Lastly, concerning the acute phase reactants' elevation in the setting of mental stressors, involves its inappropriate effect toward an increase in angiogenesis propensity. The angiogenesis propensity increases when the acute phase reactants elevate. This again makes sense with physical stressors because these traumas associate with the need for new blood vessel formation.

Chronic mental stress promotes two powerful processes that promote the angiogenesis critical to tumor growth: increased insulin needs and the heightened angiogenesis propensity described above. These facts, taken together, provide a likely mechanism for why overweight and stressed individuals suffer increased morbidity and mortality from cancer.

The second clue involves the emerging research results that document that the statin drugs lower C-reactive protein levels. Once one recalls the connection between HMG Co A reductase activity and steroid synthesis rates, a more holistic picture emerges. Anything that subdues the ability of the adrenal glands to make steroids, will also diminish the magnitude of cortisol released for a given stressor. In turn, less cortisol release subdues the acute phase reactants' release. C-reactive protein (CRP) is only one of the acute phase reactants. The normalization of acute phase reactants, in the chronic mentally stressed state, leads to less inflammation for the reasons described above.

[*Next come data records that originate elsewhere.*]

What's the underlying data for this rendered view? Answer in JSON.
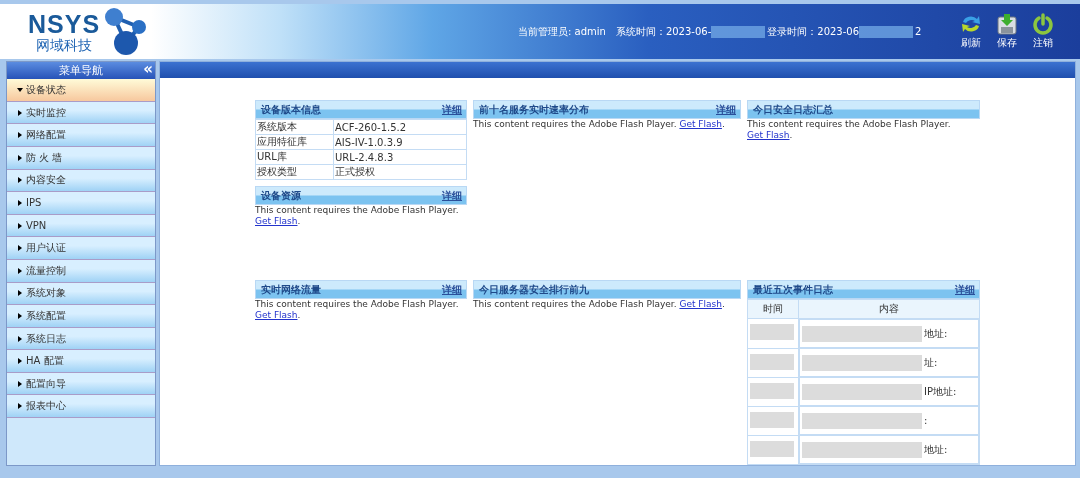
{
  "header": {
    "logo_text": "NSYS",
    "logo_subtitle": "网域科技",
    "admin": "当前管理员: admin",
    "system_time": "系统时间：2023-06-",
    "login_time": "登录时间：2023-06",
    "login_time_tail": "2",
    "actions": [
      {
        "label": "刷新",
        "kind": "refresh"
      },
      {
        "label": "保存",
        "kind": "save"
      },
      {
        "label": "注销",
        "kind": "logout"
      }
    ]
  },
  "sidebar": {
    "title": "菜单导航",
    "collapse": "«",
    "items": [
      {
        "label": "设备状态",
        "selected": true
      },
      {
        "label": "实时监控",
        "selected": false
      },
      {
        "label": "网络配置",
        "selected": false
      },
      {
        "label": "防 火 墙",
        "selected": false
      },
      {
        "label": "内容安全",
        "selected": false
      },
      {
        "label": "IPS",
        "selected": false
      },
      {
        "label": "VPN",
        "selected": false
      },
      {
        "label": "用户认证",
        "selected": false
      },
      {
        "label": "流量控制",
        "selected": false
      },
      {
        "label": "系统对象",
        "selected": false
      },
      {
        "label": "系统配置",
        "selected": false
      },
      {
        "label": "系统日志",
        "selected": false
      },
      {
        "label": "HA 配置",
        "selected": false
      },
      {
        "label": "配置向导",
        "selected": false
      },
      {
        "label": "报表中心",
        "selected": false
      }
    ]
  },
  "panel_rows": [
    [
      [
        {
          "kind": "table",
          "title": "设备版本信息",
          "detail": "详细",
          "rows": [
            [
              "系统版本",
              "ACF-260-1.5.2"
            ],
            [
              "应用特征库",
              "AIS-IV-1.0.3.9"
            ],
            [
              "URL库",
              "URL-2.4.8.3"
            ],
            [
              "授权类型",
              "正式授权"
            ]
          ]
        },
        {
          "kind": "flash",
          "title": "设备资源",
          "detail": "详细",
          "message": "This content requires the Adobe Flash Player.",
          "link": "Get Flash",
          "suffix": "."
        }
      ],
      [
        {
          "kind": "flash",
          "title": "前十名服务实时速率分布",
          "detail": "详细",
          "message": "This content requires the Adobe Flash Player.",
          "link": "Get Flash",
          "suffix": "."
        }
      ],
      [
        {
          "kind": "flash",
          "title": "今日安全日志汇总",
          "message": "This content requires the Adobe Flash Player.",
          "link": "Get Flash",
          "suffix": "."
        }
      ]
    ],
    [
      [
        {
          "kind": "flash",
          "title": "实时网络流量",
          "detail": "详细",
          "message": "This content requires the Adobe Flash Player.",
          "link": "Get Flash",
          "suffix": "."
        }
      ],
      [
        {
          "kind": "flash",
          "title": "今日服务器安全排行前九",
          "message": "This content requires the Adobe Flash Player.",
          "link": "Get Flash",
          "suffix": "."
        }
      ],
      [
        {
          "kind": "events",
          "title": "最近五次事件日志",
          "detail": "详细",
          "columns": [
            "时间",
            "内容"
          ],
          "rows": [
            {
              "content": "地址:"
            },
            {
              "content": "址:"
            },
            {
              "content": "IP地址:"
            },
            {
              "content": ":"
            },
            {
              "content": "地址:"
            }
          ]
        }
      ]
    ]
  ]
}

These facts initially sound "too good to be true." This old adage once again proves useful because the downside to this scenario provides insight into the advantages of counseling Type A personality owners about the bigger picture of cause and effect relationships.

In order to better appreciate the downside of the statins, one needs to recall the typical body habitus of the Type A personality. The majority of them are large in the waistline, or at the very least, they have increased visceral fat. Currently, a waist measurement above 40 inches is felt to predict these metabolic syndrome types at risk for accelerated aging and blood vessel disease. Over fifty years ago, obese individuals were found to have increased stress steroid metabolites in their urine.